En ese momento en que te sientes completamente asombrada por todo lo que no entiendes de la vida es cuando estás más cerca de entenderla.
(Jane Wagner)

Estiman los científicos-astronautas que el universo que habitamos posee más de cien mil millones de galaxias. Repito: ¡más de cien mil millones de galaxias!
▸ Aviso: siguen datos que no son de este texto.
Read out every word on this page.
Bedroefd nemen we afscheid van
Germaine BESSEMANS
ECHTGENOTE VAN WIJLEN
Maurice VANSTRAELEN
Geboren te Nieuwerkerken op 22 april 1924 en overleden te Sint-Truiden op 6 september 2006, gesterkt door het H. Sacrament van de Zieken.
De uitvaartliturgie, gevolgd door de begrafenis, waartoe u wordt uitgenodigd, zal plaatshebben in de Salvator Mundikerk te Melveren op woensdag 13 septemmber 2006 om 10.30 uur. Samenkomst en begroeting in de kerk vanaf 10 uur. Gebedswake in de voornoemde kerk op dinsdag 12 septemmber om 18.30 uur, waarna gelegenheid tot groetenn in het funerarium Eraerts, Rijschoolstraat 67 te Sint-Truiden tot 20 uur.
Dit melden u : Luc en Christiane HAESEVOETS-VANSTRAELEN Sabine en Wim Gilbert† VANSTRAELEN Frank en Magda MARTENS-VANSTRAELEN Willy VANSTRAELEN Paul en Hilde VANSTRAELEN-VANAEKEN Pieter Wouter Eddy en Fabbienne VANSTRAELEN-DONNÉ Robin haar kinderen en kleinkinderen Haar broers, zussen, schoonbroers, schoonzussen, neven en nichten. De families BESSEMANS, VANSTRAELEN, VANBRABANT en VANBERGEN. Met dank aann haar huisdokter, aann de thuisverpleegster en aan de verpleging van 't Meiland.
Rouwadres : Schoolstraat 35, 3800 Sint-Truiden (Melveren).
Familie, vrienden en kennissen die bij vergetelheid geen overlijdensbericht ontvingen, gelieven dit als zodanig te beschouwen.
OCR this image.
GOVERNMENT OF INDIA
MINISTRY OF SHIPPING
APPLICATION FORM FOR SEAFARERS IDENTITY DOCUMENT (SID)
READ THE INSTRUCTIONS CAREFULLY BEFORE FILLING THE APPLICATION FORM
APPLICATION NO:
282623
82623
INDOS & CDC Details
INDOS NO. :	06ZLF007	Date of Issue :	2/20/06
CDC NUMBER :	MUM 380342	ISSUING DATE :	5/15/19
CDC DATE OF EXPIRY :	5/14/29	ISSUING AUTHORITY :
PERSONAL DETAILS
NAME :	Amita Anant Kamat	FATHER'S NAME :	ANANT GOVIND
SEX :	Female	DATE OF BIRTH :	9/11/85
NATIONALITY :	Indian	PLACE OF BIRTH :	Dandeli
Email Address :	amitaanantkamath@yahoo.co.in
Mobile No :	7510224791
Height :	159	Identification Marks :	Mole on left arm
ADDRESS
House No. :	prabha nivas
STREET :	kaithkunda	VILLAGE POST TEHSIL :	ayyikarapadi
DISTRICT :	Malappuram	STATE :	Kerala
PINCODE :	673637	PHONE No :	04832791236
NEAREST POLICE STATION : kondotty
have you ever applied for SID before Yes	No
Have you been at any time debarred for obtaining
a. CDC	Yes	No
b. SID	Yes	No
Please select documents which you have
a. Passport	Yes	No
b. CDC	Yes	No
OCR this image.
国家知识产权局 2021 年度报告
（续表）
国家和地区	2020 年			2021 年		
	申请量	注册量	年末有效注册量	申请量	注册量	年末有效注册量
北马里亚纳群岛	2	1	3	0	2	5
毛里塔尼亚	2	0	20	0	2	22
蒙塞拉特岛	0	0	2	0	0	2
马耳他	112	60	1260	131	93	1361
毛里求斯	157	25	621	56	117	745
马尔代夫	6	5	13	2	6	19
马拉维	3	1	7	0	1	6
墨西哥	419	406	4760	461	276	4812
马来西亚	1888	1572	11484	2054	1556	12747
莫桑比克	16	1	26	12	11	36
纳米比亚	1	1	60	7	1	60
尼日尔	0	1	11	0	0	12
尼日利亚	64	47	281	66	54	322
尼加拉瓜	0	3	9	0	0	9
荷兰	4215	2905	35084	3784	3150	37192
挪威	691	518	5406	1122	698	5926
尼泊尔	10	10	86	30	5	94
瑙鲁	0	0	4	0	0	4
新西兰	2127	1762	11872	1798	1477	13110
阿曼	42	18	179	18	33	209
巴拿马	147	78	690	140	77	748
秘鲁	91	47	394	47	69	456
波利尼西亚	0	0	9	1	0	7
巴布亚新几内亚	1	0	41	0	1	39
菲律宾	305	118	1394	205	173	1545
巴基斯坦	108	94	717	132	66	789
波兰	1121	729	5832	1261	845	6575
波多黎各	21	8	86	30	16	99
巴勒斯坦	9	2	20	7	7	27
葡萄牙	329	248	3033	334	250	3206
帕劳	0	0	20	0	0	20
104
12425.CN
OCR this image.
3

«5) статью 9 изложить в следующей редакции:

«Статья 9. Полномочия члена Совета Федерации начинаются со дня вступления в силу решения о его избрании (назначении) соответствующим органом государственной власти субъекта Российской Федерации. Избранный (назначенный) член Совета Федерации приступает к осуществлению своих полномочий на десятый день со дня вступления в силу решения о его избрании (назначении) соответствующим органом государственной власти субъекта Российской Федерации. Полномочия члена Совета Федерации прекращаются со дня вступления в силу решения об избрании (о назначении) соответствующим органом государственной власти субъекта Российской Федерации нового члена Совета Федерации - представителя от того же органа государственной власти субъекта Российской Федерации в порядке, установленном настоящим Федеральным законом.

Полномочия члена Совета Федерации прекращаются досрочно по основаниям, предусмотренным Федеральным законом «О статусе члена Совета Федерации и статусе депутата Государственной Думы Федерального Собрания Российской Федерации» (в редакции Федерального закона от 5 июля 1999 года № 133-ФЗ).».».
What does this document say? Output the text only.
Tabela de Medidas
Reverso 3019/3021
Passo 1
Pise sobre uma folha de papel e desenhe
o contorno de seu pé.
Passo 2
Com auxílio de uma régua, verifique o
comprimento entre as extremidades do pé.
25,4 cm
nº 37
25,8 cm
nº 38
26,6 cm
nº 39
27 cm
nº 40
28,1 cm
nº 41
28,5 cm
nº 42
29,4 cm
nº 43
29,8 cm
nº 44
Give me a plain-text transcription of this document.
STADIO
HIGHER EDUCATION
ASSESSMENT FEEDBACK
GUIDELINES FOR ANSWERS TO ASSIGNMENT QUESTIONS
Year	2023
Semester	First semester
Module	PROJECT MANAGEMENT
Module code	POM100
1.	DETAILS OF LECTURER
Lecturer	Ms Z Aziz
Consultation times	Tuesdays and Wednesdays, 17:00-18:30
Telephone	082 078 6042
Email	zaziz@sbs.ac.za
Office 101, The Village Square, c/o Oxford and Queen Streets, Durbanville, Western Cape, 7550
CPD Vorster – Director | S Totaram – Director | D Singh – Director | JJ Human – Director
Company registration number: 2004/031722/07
Difícilmente la mente humana puede concebir tal abrumadora cantidad... ¿Alguna vez se han preguntado qué implicaciones entraña el hecho de hallarnos cual vida inteligente en este singularísimo planeta? ¡Y qué decir de ese ácido nucleico que determina toda forma de vida acontecida! ¿No se torna vuestro vello puntiagudo al saberse frágil ante la inconmensurable sabiduría adherida a una molécula infinitesimal? ¡La vida humana conformada por unas cuantas partículas y subpartículas cuya potencialidad no ha sido desvelada aún! ¿No es todo esto asombroso? ¿No es sorprendente, asimismo, la textura del mar en el roce de nuestra cálida piel?, ¿y no es hermosa ésta, nuestra respiración, que acontece sin que nos demos siquiera cuenta de su devenir diario? Puesto que no deseo abrumarles con tanto cuestionamiento, dejaré a un lado la sublime catarsis encarnada en melodía o pintura surrealista.



Sin duda, nuestra existencia en este mundo integra múltiples y maravillosos interrogantes: éstas y otras consideraciones podrían ser formuladas en aras de ampliar la acentuada brecha que separa nuestro conocimiento de nuestra ignorancia, nuestra vivencia cotidiana de nuestra existencia en el aquí y el ahora. Porque son muchas las razones que nos impelen a vivir bien y tantas otras las que nos impulsan a abandonar todo existir vacuo y nimio, violento o bélico. A lo largo de los periodos varios que hilvanan el tejido de nuestra historia, en rareza hallamos un entorno libre de seres anodinos e inconscientes, seres cuyo tránsito vital se reduce a un mero estar-ahí; dejando a un lado el poder-ser.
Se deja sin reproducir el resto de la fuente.